As a matter of fact, some RESPs are set up so that the contributions are refunded to the parent. In other words, the parents get this lump-sum refund back. They can use it for a nice cruise or to pay off their mortgage. There’s no enforcement. It’s just assumed that, if your kids are in school, you’ll probably be using this money to help them with those costs.
What are my other options?
There’s another way to do this that does not trigger the matching grants, but gives you more flexibility. Mike and Molly are five and seven. You’d have to wait a long time before you can access that [RESP] money again, because it’ll be a while before they finish high school. Another option is the Tax Free Savings Account, where you don’t get a deduction if you put that money into the TFSA, and you don’t have to pay any tax on the investment that builds up, but you also don’t have to pay any tax when you take the money out. If you’re thinking odds are good that Mikey will need braces and you’re not so sure about you’re orthodontic plan.

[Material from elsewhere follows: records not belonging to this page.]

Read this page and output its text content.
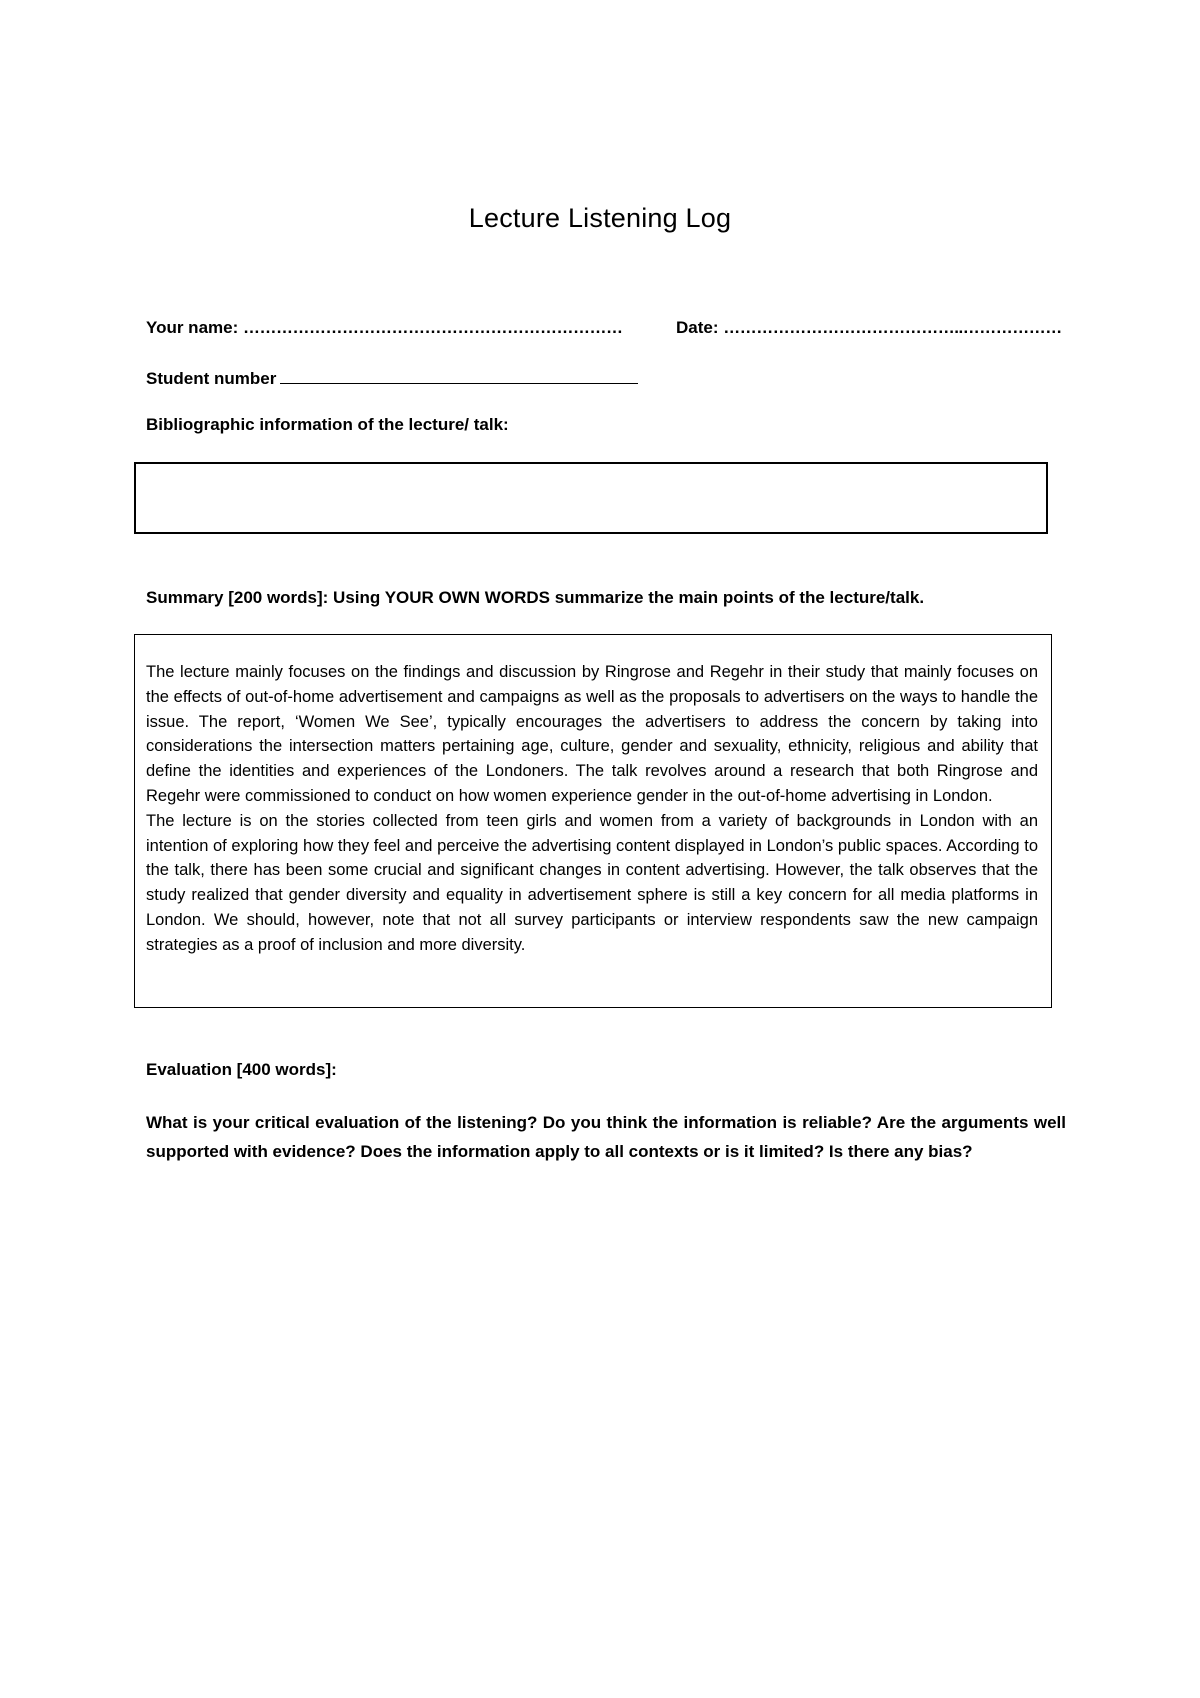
Lecture Listening Log
Your name: ……………………………………………………………	Date: ……………………………………..………………
Student number
Bibliographic information of the lecture/ talk:
Summary [200 words]: Using YOUR OWN WORDS summarize the main points of the lecture/talk.

The lecture mainly focuses on the findings and discussion by Ringrose and Regehr in their study that mainly focuses on the effects of out-of-home advertisement and campaigns as well as the proposals to advertisers on the ways to handle the issue. The report, ‘Women We See’, typically encourages the advertisers to address the concern by taking into considerations the intersection matters pertaining age, culture, gender and sexuality, ethnicity, religious and ability that define the identities and experiences of the Londoners. The talk revolves around a research that both Ringrose and Regehr were commissioned to conduct on how women experience gender in the out-of-home advertising in London.

The lecture is on the stories collected from teen girls and women from a variety of backgrounds in London with an intention of exploring how they feel and perceive the advertising content displayed in London’s public spaces. According to the talk, there has been some crucial and significant changes in content advertising. However, the talk observes that the study realized that gender diversity and equality in advertisement sphere is still a key concern for all media platforms in London. We should, however, note that not all survey participants or interview respondents saw the new campaign strategies as a proof of inclusion and more diversity.

Evaluation [400 words]:
What is your critical evaluation of the listening? Do you think the information is reliable? Are the arguments well supported with evidence? Does the information apply to all contexts or is it limited? Is there any bias?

Yeah, Mikey’s teeth are not looking good these days.
You can put that [UCCB] money into a TFSA, then pull that money out later on. You don’t get the 20 per cent grant, but you still get this very generous tax treatment, for sure.
People keep saying the lump-sum payments this month, totalling close to $3 billion, will help stimulate the economy. Given that we may be in a recession, would I better serve my country by buying stuff with this money instead of saving it?
What would you do with the money?
There’s that big-screen TV.
What’s the economic stimulus in doing that? We don’t make TVs in Canada. By buying that big-screen TV, it’s not as though you’re supporting Canadian manufacturing jobs. A lot of the durable goods or services families might use this money for may not have an impact on the economy.
Also, if you were paying attention—it would have been hard to miss the announcement in October and through this pre-election period—you’d know this money is coming. A lot of the research we’ve got tells us that, when people know to expect future income, they treat it a lot like current income, so a lot of this money has already been spent. People have bought that big-screen TV, but they just put in on their credit cards. And when they get this lump-sum payment, they’ll pay down the credit card.
Thanks Jennifer. It all makes sense now.